The backend is able to load data and to offer it via a Restful API to any frontend. The data to be uploaded needs to be prepared in the Magnus Manske's QuickStatements syntax. The backend also stores if a statement was rejected, so it does not show rejected statements repeatedly.
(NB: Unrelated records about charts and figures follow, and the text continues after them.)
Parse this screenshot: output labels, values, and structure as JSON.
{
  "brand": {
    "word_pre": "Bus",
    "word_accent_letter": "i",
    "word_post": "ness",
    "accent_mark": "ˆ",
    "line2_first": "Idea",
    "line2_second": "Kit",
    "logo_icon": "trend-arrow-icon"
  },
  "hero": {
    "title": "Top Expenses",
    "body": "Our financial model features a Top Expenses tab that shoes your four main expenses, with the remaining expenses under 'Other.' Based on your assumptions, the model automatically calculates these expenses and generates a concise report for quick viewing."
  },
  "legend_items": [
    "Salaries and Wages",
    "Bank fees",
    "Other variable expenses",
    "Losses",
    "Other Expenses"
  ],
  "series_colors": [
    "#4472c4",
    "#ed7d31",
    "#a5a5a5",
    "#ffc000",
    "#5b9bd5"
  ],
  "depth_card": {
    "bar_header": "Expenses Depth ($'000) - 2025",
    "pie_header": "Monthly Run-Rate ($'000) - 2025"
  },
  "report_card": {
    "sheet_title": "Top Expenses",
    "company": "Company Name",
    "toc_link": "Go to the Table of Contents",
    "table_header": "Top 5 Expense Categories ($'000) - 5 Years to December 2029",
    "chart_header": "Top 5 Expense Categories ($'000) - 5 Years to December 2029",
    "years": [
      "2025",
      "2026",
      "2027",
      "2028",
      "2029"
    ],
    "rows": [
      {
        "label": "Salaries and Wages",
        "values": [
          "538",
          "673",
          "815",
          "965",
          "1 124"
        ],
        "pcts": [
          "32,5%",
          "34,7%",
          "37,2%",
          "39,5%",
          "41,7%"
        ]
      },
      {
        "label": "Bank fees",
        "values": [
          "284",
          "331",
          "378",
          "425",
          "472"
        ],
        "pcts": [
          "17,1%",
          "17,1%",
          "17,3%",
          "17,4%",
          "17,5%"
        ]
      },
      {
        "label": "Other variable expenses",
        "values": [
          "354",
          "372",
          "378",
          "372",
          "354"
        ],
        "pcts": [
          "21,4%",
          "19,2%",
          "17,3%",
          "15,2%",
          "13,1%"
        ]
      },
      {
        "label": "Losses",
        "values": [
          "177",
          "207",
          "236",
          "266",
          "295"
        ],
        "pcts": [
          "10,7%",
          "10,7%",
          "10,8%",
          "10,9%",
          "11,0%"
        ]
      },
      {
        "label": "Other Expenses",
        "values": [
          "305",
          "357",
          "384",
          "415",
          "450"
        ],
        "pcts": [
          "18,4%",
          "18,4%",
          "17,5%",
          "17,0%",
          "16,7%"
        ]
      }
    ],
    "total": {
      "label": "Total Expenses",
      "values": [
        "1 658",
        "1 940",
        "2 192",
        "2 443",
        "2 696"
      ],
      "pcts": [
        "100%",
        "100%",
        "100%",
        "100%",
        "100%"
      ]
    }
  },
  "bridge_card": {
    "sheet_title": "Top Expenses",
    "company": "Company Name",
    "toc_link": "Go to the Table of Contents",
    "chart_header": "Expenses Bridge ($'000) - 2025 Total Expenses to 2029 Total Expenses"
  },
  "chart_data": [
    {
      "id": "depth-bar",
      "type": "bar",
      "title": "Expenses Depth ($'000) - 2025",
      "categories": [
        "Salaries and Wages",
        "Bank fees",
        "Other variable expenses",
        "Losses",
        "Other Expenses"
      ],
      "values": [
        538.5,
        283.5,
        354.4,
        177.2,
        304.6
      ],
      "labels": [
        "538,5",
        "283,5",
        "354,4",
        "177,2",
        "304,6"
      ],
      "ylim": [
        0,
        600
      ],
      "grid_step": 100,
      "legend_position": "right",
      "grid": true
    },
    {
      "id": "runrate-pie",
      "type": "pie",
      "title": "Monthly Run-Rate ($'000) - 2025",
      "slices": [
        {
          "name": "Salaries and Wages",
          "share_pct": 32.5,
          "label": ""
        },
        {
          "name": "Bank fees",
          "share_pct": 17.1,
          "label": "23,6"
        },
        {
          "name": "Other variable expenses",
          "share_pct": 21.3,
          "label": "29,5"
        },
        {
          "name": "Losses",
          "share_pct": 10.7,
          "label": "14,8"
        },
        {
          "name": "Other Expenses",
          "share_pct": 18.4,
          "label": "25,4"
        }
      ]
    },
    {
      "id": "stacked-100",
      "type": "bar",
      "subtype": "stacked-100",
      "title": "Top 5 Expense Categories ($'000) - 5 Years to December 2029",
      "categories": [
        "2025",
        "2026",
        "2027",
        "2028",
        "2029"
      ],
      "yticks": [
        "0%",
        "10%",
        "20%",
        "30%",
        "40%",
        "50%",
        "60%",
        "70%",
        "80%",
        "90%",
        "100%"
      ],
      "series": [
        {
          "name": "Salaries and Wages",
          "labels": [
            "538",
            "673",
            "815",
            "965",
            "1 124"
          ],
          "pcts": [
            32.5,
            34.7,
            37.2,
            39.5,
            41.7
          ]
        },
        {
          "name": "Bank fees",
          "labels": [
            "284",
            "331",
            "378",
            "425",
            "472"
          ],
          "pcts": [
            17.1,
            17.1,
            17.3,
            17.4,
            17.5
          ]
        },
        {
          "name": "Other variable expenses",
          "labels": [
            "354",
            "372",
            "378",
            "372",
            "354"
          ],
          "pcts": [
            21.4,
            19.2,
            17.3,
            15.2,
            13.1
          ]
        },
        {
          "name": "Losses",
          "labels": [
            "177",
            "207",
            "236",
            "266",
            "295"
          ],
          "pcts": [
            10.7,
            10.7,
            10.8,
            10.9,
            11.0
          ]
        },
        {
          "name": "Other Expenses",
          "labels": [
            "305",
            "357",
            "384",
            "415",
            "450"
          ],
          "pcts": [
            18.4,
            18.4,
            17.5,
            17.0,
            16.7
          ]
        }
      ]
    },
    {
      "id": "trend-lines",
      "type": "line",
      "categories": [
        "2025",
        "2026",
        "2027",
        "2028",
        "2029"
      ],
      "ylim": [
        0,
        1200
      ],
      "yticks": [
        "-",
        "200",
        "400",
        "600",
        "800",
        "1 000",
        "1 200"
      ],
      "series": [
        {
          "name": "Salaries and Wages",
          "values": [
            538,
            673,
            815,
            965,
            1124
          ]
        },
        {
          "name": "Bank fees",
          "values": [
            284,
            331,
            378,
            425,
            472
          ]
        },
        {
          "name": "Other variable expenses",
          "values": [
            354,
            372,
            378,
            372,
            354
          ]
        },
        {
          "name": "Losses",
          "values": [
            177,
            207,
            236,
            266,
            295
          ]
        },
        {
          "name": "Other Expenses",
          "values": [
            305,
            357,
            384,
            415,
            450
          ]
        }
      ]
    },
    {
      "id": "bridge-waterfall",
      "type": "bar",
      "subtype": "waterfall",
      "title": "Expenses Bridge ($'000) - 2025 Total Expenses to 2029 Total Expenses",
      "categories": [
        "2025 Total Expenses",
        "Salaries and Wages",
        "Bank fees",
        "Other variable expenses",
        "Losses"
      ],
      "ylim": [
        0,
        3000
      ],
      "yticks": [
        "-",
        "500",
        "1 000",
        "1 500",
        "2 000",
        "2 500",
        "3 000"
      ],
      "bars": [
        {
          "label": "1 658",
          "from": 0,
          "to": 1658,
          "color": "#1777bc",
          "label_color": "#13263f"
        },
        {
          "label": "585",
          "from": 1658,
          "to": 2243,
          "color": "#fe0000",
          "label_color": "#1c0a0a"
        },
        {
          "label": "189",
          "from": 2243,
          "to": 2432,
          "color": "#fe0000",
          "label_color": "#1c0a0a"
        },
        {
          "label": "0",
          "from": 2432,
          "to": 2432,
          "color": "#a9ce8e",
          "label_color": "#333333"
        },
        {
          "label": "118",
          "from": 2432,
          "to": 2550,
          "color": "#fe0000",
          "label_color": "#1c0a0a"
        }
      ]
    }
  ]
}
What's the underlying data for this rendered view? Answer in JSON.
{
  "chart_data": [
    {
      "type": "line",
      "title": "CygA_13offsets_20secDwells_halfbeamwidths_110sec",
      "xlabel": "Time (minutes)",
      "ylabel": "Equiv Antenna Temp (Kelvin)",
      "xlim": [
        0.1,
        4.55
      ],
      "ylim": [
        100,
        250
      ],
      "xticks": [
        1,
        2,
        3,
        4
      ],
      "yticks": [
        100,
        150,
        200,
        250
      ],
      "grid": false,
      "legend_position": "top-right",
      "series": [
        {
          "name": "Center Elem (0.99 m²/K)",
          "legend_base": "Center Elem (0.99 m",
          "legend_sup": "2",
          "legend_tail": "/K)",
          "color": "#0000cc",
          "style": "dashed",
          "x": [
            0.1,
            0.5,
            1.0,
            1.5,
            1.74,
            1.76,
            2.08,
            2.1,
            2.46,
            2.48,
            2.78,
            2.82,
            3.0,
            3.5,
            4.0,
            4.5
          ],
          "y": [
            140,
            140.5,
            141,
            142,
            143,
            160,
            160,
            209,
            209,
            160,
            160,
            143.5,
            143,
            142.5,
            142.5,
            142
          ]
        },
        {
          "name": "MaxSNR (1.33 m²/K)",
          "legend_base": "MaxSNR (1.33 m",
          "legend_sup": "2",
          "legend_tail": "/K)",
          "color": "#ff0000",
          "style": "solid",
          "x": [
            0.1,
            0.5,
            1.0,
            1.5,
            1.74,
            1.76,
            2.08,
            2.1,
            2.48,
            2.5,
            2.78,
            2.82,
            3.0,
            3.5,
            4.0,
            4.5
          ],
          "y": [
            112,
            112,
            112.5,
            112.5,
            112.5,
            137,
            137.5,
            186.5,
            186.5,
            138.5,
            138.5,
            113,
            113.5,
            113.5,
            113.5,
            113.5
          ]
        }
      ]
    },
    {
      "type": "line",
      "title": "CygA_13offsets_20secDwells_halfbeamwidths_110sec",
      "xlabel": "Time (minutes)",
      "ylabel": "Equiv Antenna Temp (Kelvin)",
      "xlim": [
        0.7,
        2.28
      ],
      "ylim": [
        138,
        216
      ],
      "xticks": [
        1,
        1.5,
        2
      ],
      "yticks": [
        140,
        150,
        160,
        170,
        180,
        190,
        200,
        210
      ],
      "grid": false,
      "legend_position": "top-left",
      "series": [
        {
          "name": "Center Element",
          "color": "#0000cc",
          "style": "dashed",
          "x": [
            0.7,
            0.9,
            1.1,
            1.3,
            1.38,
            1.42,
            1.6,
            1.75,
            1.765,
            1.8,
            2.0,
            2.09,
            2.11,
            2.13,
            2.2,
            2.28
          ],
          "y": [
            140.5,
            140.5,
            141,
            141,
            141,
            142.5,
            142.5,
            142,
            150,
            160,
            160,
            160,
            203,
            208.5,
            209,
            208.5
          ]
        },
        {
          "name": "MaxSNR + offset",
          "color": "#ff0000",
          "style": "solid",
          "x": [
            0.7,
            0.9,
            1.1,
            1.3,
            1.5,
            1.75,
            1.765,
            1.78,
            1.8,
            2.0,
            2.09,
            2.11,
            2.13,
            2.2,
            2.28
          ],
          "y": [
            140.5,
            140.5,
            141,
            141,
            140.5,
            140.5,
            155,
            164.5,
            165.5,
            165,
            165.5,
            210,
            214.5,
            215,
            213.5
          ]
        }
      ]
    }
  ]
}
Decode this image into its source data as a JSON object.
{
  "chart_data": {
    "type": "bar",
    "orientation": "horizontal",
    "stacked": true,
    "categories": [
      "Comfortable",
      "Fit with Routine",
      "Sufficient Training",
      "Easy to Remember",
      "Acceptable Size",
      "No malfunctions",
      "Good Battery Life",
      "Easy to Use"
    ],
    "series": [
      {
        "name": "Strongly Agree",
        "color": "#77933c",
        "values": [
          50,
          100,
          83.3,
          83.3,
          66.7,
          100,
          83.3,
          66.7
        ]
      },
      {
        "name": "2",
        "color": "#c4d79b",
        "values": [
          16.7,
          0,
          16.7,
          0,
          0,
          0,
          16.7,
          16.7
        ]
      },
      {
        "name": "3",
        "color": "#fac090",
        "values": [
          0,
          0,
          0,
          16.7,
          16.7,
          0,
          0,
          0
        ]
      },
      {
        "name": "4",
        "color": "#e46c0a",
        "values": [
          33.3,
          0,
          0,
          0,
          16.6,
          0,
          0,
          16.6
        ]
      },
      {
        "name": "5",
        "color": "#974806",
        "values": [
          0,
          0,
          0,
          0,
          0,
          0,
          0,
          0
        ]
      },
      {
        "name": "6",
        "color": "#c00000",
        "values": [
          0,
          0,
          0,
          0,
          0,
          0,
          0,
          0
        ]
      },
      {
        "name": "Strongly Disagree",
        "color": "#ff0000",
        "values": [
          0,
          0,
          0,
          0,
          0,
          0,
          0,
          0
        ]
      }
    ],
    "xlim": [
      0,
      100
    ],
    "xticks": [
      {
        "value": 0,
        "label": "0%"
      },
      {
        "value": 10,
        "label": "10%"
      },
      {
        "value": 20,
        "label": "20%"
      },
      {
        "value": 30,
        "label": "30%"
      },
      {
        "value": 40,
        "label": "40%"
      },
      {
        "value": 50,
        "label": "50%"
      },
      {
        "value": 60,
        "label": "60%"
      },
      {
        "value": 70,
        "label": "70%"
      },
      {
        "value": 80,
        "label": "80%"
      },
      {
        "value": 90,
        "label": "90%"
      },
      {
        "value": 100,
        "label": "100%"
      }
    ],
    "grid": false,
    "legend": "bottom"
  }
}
- Status page of the backend on WMF labs
- REST API documentation
- QuickStatements tool syntax
- Code on Github
The User script integrates into the Wikidata UI and allows the editor to interact with the data. The editor can confirm a statement and a reference, or edit the reference, edit the statement, or reject it outright. There is also a link to load a random item with suggestions to add.